BRWA Exhibition 2025 menghadirkan beragam arena yang menampilkan perjuangan dan kearifan masyarakat adat dalam menjaga wilayahnya. Salah satu sorotan utama dalam pameran ini adalah foto-foto yang menunjukkan cara masyarakat adat mempertahankan wilayah dan identitas mereka di tengah berbagai tantangan. Selain itu, pengunjung juga dapat menyaksikan film dokumenter Harmoni di Lembah Grime yang mengisahkan hubungan erat antara manusia dan alamnya di Jayapura, Papua.
Kegiatan ini juga mencakup gelar wicara bertajuk “Strategi Penguatan Hak Masyarakat Adat Melalui Kebijakan Satu Peta”, yang menghadirkan para pemangku kepentingan untuk membahas langkah-langkah percepatan pengakuan dan pengadministrasian wilayah adat di Indonesia. Puncaknya, peluncuran BRWA Update Edisi Maret 2025: Status Pengakuan Wilayah Adat di Indonesia.

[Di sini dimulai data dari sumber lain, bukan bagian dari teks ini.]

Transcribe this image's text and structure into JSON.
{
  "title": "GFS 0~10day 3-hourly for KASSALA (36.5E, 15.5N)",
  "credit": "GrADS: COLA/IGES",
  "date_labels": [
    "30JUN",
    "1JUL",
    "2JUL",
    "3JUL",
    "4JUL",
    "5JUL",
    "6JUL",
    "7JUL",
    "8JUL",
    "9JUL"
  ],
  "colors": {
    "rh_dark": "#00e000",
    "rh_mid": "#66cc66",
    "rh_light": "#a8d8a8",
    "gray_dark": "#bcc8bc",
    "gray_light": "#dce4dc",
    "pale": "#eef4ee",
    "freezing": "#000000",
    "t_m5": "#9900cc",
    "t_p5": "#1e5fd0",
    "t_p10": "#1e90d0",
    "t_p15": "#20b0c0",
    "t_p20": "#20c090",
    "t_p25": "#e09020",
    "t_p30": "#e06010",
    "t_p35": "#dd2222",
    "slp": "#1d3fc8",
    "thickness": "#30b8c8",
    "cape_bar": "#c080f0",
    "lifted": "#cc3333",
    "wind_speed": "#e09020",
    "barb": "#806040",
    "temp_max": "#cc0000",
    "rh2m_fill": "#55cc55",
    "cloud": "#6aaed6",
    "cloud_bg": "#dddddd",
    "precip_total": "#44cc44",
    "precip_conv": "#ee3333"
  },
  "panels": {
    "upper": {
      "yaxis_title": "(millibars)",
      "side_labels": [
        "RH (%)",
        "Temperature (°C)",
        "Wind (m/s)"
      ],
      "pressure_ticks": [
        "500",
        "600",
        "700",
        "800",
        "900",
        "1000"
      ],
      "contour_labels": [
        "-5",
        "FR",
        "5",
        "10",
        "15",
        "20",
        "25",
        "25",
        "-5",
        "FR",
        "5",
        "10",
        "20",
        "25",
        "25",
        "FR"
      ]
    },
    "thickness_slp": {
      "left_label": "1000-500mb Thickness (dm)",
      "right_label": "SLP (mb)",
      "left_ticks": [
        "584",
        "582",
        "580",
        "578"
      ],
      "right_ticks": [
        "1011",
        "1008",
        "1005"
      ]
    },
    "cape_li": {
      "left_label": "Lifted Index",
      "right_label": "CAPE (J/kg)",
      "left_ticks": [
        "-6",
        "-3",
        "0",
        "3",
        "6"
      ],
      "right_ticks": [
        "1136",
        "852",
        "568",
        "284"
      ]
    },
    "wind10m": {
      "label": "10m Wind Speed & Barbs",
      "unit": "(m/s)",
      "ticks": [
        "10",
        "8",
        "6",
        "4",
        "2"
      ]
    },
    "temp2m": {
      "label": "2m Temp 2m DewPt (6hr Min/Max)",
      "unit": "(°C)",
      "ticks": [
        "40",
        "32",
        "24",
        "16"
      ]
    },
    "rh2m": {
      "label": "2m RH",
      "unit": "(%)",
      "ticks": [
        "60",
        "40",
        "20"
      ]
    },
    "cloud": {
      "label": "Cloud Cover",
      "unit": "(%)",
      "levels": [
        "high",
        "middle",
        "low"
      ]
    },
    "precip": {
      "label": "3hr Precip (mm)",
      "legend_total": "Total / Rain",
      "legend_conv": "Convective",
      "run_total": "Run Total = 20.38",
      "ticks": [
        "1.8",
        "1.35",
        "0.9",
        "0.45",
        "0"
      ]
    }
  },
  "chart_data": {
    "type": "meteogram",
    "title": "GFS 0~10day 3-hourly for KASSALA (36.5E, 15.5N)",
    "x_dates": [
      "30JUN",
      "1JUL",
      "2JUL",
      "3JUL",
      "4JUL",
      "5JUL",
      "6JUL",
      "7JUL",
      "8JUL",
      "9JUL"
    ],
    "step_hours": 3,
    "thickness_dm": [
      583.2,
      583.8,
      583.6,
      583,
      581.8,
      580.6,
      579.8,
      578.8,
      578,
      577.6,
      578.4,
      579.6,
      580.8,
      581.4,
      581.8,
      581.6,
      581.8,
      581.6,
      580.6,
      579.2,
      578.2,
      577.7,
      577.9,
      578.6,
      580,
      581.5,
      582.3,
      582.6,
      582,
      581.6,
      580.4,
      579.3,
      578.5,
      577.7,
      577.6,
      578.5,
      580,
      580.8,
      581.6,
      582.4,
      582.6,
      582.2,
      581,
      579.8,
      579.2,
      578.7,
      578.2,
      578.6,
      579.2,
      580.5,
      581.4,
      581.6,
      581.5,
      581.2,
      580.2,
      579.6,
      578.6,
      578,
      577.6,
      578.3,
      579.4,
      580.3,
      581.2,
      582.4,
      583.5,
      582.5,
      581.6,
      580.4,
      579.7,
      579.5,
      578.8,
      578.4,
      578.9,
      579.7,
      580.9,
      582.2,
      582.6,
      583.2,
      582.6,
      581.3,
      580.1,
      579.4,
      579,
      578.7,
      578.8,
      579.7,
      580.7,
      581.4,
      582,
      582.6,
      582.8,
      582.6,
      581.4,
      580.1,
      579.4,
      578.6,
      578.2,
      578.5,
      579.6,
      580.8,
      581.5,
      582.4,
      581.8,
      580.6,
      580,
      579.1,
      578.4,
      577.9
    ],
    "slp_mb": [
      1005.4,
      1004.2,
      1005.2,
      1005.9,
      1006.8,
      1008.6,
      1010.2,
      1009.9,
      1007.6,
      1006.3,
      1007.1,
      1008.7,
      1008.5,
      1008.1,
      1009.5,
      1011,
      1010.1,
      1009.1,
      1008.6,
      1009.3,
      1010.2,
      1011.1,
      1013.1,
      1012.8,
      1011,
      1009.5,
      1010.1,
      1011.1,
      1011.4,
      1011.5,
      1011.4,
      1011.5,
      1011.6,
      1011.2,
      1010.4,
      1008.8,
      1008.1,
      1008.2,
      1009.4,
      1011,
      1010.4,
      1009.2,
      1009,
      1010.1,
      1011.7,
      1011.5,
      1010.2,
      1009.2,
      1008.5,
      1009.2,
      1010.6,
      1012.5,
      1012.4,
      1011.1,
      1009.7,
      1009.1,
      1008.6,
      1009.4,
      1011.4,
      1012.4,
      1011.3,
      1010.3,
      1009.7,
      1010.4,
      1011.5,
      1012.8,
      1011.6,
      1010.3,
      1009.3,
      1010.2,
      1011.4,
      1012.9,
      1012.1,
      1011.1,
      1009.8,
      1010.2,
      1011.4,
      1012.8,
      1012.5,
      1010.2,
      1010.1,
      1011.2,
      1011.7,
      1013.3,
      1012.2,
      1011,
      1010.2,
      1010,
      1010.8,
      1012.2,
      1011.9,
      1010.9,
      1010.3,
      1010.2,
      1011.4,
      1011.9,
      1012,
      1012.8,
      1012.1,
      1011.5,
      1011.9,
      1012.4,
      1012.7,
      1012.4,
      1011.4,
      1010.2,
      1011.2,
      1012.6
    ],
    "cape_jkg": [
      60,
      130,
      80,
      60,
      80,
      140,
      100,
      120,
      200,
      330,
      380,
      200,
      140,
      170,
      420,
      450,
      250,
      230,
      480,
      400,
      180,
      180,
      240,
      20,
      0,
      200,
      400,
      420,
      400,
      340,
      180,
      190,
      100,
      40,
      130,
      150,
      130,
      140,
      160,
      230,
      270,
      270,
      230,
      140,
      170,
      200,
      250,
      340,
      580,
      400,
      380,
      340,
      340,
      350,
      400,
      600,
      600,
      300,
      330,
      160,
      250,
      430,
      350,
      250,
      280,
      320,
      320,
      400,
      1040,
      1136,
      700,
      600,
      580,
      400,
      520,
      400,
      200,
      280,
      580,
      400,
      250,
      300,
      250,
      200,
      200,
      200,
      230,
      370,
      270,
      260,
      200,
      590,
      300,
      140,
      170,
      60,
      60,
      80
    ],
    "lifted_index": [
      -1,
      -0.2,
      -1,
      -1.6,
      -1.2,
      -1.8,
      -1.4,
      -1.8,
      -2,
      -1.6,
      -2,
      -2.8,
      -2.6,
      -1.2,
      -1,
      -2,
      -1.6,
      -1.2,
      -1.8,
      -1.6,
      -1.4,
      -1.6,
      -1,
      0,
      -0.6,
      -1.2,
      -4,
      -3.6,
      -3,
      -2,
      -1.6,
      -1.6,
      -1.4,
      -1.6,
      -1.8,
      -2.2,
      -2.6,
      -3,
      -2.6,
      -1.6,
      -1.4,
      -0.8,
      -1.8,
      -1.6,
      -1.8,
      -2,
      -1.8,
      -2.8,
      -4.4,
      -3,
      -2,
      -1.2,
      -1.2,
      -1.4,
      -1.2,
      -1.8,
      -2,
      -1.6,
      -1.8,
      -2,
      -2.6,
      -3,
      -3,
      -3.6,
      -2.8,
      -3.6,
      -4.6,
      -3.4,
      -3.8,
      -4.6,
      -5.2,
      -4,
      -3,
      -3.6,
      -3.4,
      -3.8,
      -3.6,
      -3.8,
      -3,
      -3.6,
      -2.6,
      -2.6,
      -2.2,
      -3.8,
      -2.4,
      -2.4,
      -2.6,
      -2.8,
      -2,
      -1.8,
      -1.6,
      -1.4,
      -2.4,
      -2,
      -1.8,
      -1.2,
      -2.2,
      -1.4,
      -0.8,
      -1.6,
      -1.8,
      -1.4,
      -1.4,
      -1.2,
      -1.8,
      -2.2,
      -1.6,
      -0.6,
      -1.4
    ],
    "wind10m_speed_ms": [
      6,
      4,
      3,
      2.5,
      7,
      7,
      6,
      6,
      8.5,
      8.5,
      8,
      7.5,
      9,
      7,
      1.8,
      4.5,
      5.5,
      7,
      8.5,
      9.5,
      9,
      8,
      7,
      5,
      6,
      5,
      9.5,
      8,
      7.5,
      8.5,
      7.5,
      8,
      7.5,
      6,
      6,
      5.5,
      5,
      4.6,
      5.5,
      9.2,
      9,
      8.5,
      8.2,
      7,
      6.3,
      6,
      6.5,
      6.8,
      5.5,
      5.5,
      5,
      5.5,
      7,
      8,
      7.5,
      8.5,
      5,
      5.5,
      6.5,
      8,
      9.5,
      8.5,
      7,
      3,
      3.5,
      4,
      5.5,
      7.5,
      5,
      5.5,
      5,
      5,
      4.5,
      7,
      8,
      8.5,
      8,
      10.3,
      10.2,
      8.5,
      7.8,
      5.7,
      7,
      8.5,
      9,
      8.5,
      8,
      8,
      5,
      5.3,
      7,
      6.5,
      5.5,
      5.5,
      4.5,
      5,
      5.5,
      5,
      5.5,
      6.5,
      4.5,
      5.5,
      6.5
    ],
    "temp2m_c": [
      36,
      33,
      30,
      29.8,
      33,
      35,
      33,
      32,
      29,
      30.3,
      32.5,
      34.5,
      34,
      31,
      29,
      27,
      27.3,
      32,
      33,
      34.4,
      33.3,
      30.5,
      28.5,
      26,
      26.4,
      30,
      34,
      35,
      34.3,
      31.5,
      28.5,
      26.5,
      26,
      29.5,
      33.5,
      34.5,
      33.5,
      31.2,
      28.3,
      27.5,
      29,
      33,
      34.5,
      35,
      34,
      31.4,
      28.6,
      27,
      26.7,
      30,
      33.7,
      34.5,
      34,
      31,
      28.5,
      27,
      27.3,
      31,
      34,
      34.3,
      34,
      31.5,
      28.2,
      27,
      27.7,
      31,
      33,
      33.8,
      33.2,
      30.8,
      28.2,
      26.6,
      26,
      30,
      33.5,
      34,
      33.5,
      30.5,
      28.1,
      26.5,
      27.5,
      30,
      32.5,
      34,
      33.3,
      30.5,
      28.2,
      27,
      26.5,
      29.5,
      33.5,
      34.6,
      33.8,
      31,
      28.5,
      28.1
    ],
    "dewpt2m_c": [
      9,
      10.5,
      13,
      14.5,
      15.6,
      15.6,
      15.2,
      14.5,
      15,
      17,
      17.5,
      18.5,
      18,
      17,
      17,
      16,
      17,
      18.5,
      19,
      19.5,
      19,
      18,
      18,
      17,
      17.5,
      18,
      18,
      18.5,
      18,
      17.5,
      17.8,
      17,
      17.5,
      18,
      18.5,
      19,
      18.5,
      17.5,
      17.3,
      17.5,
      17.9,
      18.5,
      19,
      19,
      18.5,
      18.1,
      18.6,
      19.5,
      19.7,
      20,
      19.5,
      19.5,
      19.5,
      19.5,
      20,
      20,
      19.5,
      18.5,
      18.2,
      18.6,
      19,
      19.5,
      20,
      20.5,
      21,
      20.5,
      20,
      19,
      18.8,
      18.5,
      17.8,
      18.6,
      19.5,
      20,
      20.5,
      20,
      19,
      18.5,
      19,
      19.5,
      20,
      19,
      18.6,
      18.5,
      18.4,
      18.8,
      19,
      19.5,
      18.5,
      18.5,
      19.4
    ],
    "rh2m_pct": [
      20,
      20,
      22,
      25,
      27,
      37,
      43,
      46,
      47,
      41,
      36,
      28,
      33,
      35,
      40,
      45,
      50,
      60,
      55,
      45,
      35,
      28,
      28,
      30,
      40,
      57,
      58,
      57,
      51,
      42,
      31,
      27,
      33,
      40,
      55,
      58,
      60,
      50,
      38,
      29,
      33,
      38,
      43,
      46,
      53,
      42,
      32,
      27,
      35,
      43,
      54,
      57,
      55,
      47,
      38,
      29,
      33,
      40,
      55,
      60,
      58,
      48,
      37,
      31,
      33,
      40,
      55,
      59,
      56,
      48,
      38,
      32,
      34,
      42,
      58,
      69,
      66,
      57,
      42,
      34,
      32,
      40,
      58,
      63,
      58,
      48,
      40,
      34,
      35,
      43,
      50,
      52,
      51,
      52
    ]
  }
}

Laju Pengakuan Wilayah Adat Masih Lamban
Hingga saat ini, BRWA telah meregistrasi 1.583 wilayah adat dengan luas mencapai 32,3 juta hektare di seluruh Indonesia. Namun, dari total tersebut, pemerintah daerah baru menetapkan 302 wilayah adat dengan luas 5,3 juta hektare. Capaian ini menunjukkan bahwa pengakuan oleh pemerintah daerah masih sangat rendah, hanya sekitar 19,08% dari total wilayah adat yang telah teregistrasi di BRWA.
Kompleksitas persyaratan administratif dan minimnya alokasi dana untuk pengakuan wilayah adat menjadi faktor utama lambannya proses ini. Tanpa komitmen nyata dari pemerintah, masyarakat adat terus menghadapi ketidakpastian hukum atas wilayah yang mereka kelola secara turun-temurun.
“Lambat dan sedikitnya pengakuan wilayah adat berimplikasi pada meningkatnya potensi konflik tenurial di wilayah adat. Selain itu, deretan Proyek Strategis Nasional dan perizinan berusaha berbasis lahan yang mengubah bentang alam berpotensi mengancam keanekaragaman hayati, sumber pangan lokal, dan kebudayaan masyarakat adat yang memiliki hubungan erat dengan ruang hidupnya di darat, pesisir, dan laut,” ungkap Kasmita Widodo, Kepala BRWA.
Hutan Adat: Pekerjaan Rumah Besar Kementerian Kehutanan
Selain pengakuan wilayah adat oleh pemerintah daerah, penetapan hutan adat juga masih jauh dari harapan. Putusan Mahkamah Konstitusi No. 35/PUU-X/2012 (MK-35) telah menegaskan bahwa hutan adat bukan lagi bagian dari kawasan hutan negara, melainkan bagian dari hak masyarakat adat. Namun, hingga saat ini, Kementerian Kehutanan baru menetapkan 156 wilayah adat dengan luas 322.505 hektare sebagai hutan adat. Padahal, berdasarkan data BRWA, potensi hutan adat yang dapat ditetapkan mencapai 24,5 juta hektare.
Kesenjangan ini mencerminkan masih besarnya pekerjaan rumah pemerintah dalam menjalankan mandat MK-35. Diperlukan langkah strategis yang lebih konkret dan keberpihakan politik yang lebih kuat untuk mempercepat pengakuan dan perlindungan hutan adat.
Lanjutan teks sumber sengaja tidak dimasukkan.